LowerToUKernels should create a codegen fallback when the ukernel would be slow. #15784

bjacob · 2023-12-04T15:58:19Z

Ukernels do not expose whether they have fast code to handle a given case. They always succeed, potentially falling back on a slow generic tile function that can be 100x slower than optimized code, because on top of being scalar code, it is dynamic-tile-size code since it is a single function that has to adapt to any tile size.

This has been run into multiple times recently e.g. #15504, and is the topic of point 2. in @dcaballe's comment in #15760 (comment).

I have considered a few options in e.g. #15504 (comment) but after an offline discussion with @benvanik last week, this is what we are planning to do:

Let ukernels expose whether they have fast code for a given case.
Let LowerToUKernels lower ops to something of the form (pseudocode)

  scf.if (have_fast_ukernel_code_for_this_case()) {
    ukernel op...
} else {
    non-ukernel op...
}

(plus something to avoid this pattern recursing infinitely).

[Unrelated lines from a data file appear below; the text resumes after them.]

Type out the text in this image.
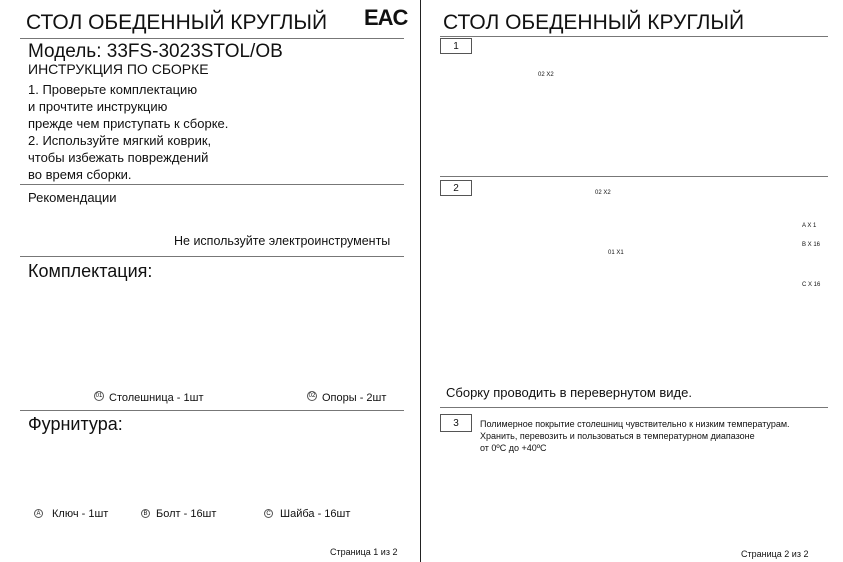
СТОЛ ОБЕДЕННЫЙ КРУГЛЫЙ EAC
Модель: 33FS-3023STOL/OB
ИНСТРУКЦИЯ ПО СБОРКЕ
1. Проверьте комплектацию
и прочтите инструкцию
прежде чем приступать к сборке.
2. Используйте мягкий коврик,
чтобы избежать повреждений
во время сборки.
Рекомендации
Не используйте электроинструменты
Комплектация:
01 Столешница - 1шт	02 Опоры - 2шт
Фурнитура:
A Ключ - 1шт	B Болт - 16шт	C Шайба - 16шт
Страница 1 из 2
СТОЛ ОБЕДЕННЫЙ КРУГЛЫЙ
1
02 X2
2	02 X2
01 X1
A X 1
B X 16
C X 16
Сборку проводить в перевернутом виде.
3	Полимерное покрытие столешниц чувствительно к низким температурам.
Хранить, перевозить и пользоваться в температурном диапазоне
от 0ºС до +40ºС
Страница 2 из 2
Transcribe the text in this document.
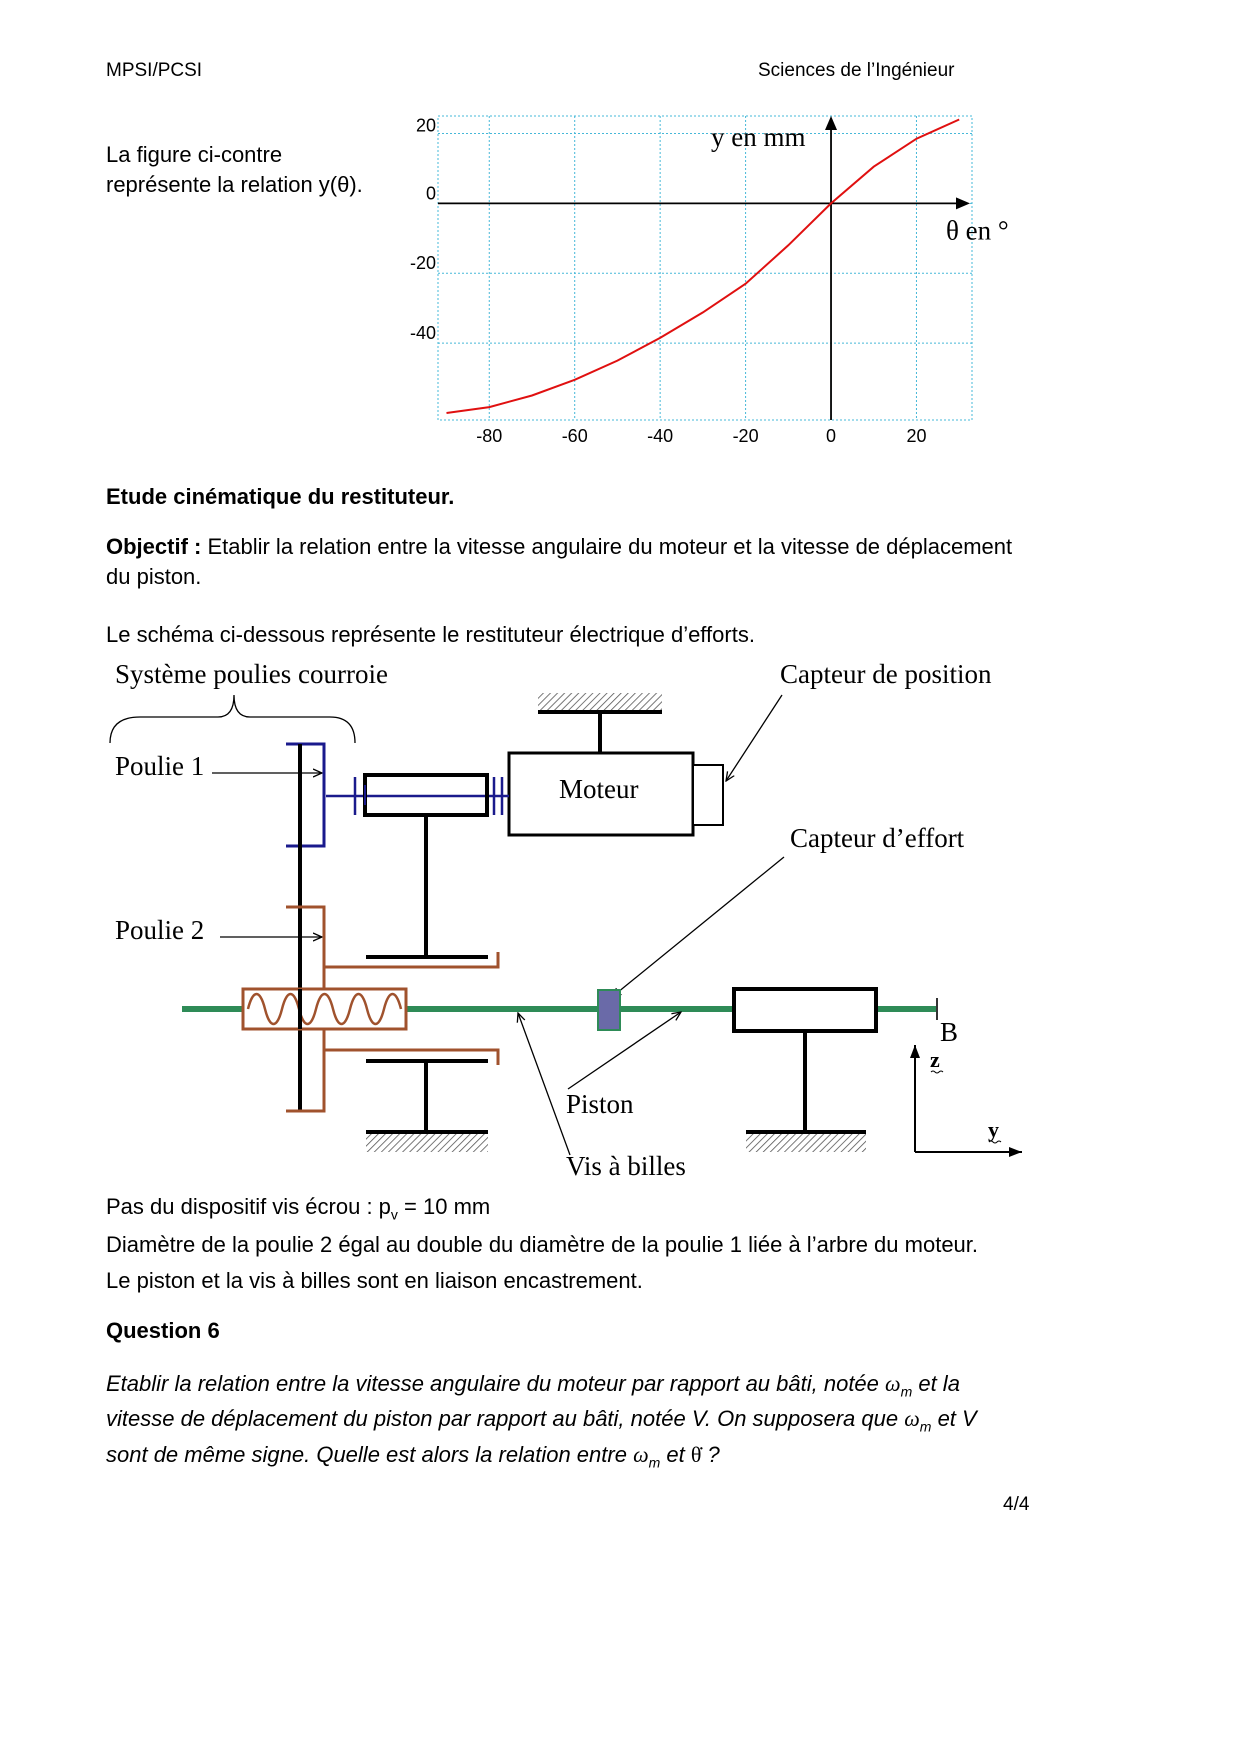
MPSI/PCSI	Sciences de l’Ingénieur
La figure ci-contre
représente la relation y(θ).
-80	-60	-40	-20	0	20
20
0
-20
-40
y en mm
θ en °
Etude cinématique du restituteur.
Objectif : Etablir la relation entre la vitesse angulaire du moteur et la vitesse de déplacement du piston.
Le schéma ci-dessous représente le restituteur électrique d’efforts.
Système poulies courroie
Poulie 1
Poulie 2
Capteur de position
Capteur d’effort
Moteur
B
Piston
Vis à billes
z
y
Pas du dispositif vis écrou : $p_v = 10$ mm
Diamètre de la poulie 2 égal au double du diamètre de la poulie 1 liée à l’arbre du moteur.
Le piston et la vis à billes sont en liaison encastrement.
Question 6
Etablir la relation entre la vitesse angulaire du moteur par rapport au bâti, notée $\omega_m$ et la
vitesse de déplacement du piston par rapport au bâti, notée V. On supposera que $\omega_m$ et V
sont de même signe. Quelle est alors la relation entre $\omega_m$ et θ̇ ?
4/4
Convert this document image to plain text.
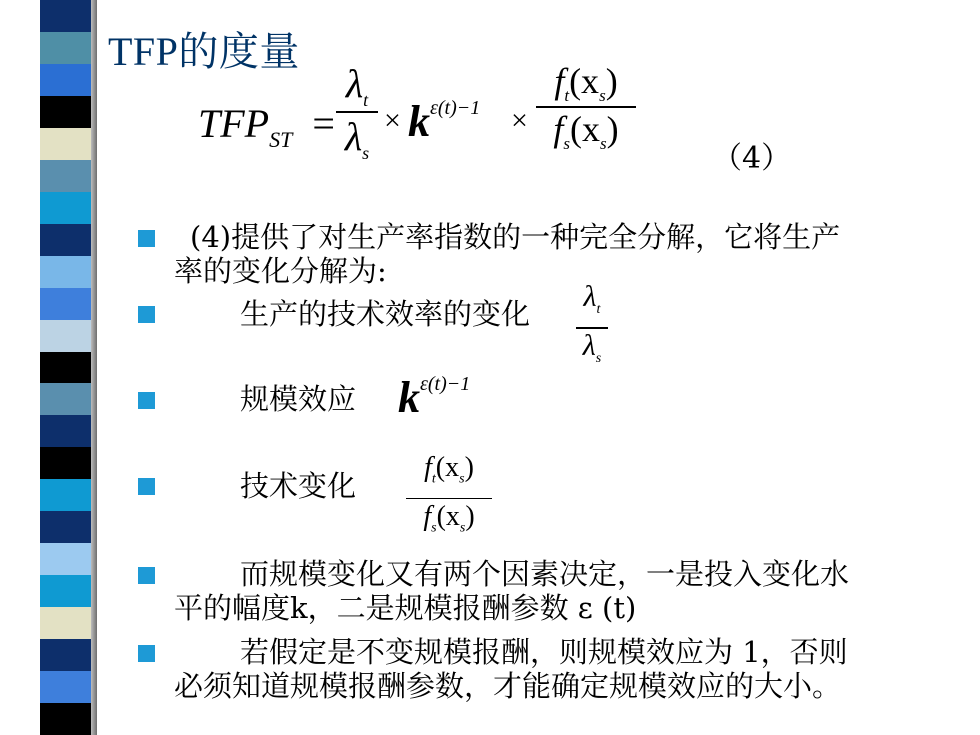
TFP的度量
$TFP_{ST}$ =
$\lambda_t$
$\lambda_s$
× $k^{\varepsilon(t)-1}$ ×
$f_t(x_s)$
$f_s(x_s)$
（4）
(4)提供了对生产率指数的一种完全分解，它将生产
率的变化分解为:
生产的技术效率的变化
$\lambda_t$
$\lambda_s$
规模效应 $k^{\varepsilon(t)-1}$
技术变化
$f_t(x_s)$
$f_s(x_s)$
而规模变化又有两个因素决定，一是投入变化水
平的幅度k，二是规模报酬参数 ε (t)
若假定是不变规模报酬，则规模效应为 1，否则
必须知道规模报酬参数，才能确定规模效应的大小。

Pro: we'll never run into slow ukernel fallback code again. The fallback will be codegen.
Con: we'll always compile both code paths down to LLVM IR (though one will be DCE'd in late (post linking) LLVM IR optimization passes). This has two downsides:

More compilation time. However, this is in the part of codegen that is well parallelized, not the current serial bottleneck on object-code generation.
Ukernels won't anymore be a way to avoid compilation issues with the normal codegen path. But since we want the normal codegen path to work, that's not necessarily a bad thing.

The text was updated successfully, but these errors were encountered:

hanhanW · 2023-12-04T23:45:09Z

This is in line with a project that @MaheshRavishankar and I had discussed. We want to provide the feature similar to this. We want to be able to generate multiple executables for a single dispatch; pick up the proper kernel with simple checks. We have few progress on it today -- we split the lowering strategy selection logic out from the whole dynamic pipeline. There are ambiguities about how it would look like on codegen and runtime sides. If this becomes a priority, I can study and start a design maybe early 2024.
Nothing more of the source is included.